Freud's View of the Unconscious Mind

Sigmund Freud believed that the unconscious mind stores all the thoughts, memories, and feelings that are disturbing or traumatic. He believed that the brain protects itself by deeply burying these memories in the unconscious mind. He thought that the vast majority of our memories are stored there and affect our personalities more than we could even imagine. Like the tip of an iceberg, only a very small part of the human mind is involved in conscious thought.

Freud also believed that this huge storage of memories and emotions in the unconscious caused conflict and emotional problems. He thought that the memories of trauma can be buried in the unconscious to protect against further emotional pain. What defines a traumatic experience is also different for every person but often includes childhood abuse or neglect, rape, injury, combat experiences, accidents, and more.

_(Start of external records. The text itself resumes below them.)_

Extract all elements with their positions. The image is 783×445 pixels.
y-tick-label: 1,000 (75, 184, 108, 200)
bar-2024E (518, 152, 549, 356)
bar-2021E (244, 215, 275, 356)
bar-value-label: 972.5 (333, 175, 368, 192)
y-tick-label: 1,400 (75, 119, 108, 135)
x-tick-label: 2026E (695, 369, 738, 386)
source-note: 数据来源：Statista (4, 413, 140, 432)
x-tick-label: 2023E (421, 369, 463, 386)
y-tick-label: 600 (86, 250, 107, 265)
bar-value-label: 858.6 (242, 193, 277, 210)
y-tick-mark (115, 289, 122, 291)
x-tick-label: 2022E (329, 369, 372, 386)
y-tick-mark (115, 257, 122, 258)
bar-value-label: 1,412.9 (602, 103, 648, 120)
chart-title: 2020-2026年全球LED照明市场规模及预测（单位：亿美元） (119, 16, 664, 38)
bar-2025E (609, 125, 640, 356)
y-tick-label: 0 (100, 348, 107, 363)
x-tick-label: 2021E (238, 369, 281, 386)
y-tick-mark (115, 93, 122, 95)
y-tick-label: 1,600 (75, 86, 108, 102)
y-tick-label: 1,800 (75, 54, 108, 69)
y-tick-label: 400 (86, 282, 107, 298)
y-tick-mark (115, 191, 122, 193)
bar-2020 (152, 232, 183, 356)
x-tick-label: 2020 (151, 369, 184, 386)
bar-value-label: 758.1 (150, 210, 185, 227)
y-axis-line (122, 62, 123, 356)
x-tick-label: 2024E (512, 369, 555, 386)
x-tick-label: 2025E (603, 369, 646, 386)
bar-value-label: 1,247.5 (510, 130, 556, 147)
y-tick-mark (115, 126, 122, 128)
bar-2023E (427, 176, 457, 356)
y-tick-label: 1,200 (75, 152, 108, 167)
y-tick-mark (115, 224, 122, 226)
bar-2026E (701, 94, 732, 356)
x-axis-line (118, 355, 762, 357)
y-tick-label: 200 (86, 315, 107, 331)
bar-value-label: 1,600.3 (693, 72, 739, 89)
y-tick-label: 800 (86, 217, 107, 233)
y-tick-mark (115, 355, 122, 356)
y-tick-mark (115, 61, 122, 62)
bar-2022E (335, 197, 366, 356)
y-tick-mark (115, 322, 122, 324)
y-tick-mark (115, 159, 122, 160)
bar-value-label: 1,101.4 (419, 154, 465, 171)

Contrary to popular belief, the term 'unconscious' was not developed by Sigmund Freud. The unconscious mind has been a topic of discussion since ancient times. Freud did popularize the term 'unconscious' when he developed psychoanalysis. Psychoanalysis is a form of therapy developed by Freud to treat emotional problems. It's focused largely on discovering, uncovering, and dealing with memories and feelings stored in the unconscious. Psychoanalysis is known for using dream analysis and helping clients to talk without censoring themselves.